Fr. John Denburger, OCSO [1]

3rd Wednesday in Lent
Deuteronomy 4: 1, 5 – 9; Ps 147; Matthew 5: 17 – 19

It was at the burning bush that God revealed His plan to Moses: “I have come down to rescue them (My people) and to lead them into a good and spacious land, a land flowing with milk and honey.” (Ex 2: 8) And it soon became clear that this land was not just a place of freedom from slavery or a place to settle in order to raise their children or to grow the foods they missed so terribly in the desert.

Again and again God through Moses, and later on through the Prophets, will strongly emphasize that the land is holy ground where Israel is called, is graced to live in a unique relationship of obedience and worship of the God of their fathers.

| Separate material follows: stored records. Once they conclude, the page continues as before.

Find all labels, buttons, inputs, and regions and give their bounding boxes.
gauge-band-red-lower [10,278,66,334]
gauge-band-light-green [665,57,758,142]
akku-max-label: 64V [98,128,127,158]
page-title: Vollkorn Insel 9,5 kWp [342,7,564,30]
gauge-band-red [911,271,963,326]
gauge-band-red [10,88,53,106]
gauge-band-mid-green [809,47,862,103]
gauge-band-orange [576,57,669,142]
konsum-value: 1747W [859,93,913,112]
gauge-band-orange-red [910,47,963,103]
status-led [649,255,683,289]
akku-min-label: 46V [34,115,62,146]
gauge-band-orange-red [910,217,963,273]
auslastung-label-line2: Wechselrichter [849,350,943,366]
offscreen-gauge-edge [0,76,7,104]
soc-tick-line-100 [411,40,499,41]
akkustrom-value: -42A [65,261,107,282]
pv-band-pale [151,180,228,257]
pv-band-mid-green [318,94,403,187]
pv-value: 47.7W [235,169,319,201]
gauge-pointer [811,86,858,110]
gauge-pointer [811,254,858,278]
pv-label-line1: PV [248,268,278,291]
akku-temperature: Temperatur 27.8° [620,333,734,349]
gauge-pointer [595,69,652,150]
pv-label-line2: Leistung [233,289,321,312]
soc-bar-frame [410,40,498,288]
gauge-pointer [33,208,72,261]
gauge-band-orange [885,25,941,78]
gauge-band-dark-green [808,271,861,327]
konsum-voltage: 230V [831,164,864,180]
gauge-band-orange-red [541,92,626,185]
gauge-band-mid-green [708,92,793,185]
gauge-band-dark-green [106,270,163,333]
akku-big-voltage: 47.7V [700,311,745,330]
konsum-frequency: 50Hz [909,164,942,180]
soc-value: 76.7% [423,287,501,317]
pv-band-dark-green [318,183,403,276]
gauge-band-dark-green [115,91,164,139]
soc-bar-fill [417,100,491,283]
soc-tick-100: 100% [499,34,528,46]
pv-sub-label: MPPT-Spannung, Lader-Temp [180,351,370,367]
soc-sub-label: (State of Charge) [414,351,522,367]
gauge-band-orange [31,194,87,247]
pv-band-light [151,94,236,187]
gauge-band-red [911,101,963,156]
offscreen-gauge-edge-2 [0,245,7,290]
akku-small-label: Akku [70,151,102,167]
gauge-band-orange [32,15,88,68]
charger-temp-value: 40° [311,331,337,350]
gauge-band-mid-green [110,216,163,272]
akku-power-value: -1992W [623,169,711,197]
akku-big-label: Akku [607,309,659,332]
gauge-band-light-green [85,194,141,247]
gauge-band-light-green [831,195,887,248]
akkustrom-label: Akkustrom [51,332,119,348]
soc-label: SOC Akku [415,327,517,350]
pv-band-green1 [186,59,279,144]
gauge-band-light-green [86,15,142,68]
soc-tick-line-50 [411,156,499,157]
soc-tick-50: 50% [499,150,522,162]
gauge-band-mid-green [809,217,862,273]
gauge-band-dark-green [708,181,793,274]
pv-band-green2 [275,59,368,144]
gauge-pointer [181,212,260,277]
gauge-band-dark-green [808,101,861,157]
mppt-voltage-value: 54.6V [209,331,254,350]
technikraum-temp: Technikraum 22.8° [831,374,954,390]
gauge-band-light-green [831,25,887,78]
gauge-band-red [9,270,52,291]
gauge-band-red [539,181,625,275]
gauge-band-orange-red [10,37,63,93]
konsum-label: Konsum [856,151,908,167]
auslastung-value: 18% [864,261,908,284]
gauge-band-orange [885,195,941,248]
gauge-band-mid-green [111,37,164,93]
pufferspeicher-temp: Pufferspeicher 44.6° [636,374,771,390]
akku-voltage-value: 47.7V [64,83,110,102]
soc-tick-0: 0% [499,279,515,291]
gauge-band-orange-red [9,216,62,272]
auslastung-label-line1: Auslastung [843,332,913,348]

In the passage from Deuteronomy Moses speaks for God: “Hear the statutes and decrees which I am teaching you to observe that you may live…” – “that you may live” – notice not just survive but live – a living that is bound up in covenant to God – a relationship of intimacy, of grace, of belonging that is to mark every aspect of their lives.

There is passion in Moses’ words, words inspired by God Himself, – “observe them carefully…take care and be earnestly on your guard not to forget…do not them slip from your memory…for what nation is there that has gods close to it as the Lord, our God, is to us…?” The question demands no verbal answer rather a loving response in a likewise passion of faithful obedience.

The great Origen said that all Scripture is symbolic, that is, it holds meaning for all time and in all places. Can we not say that the land where we live is holy ground? Can we not say this because it is on this land where we live our relationship of intimate faith and love with our God? Wherever we dwell, our relationship with God, our encounters with God make it sacred – a place to live with passion, with resolution graced by God.

Jesus, in His own words, proclaims Himself as the One-who-fulfills, as One who completes our lives, brings to wholeness our hearts on our land. Isn’t this one of the reasons that our Cistercian Founders delighted in being lovers of the place?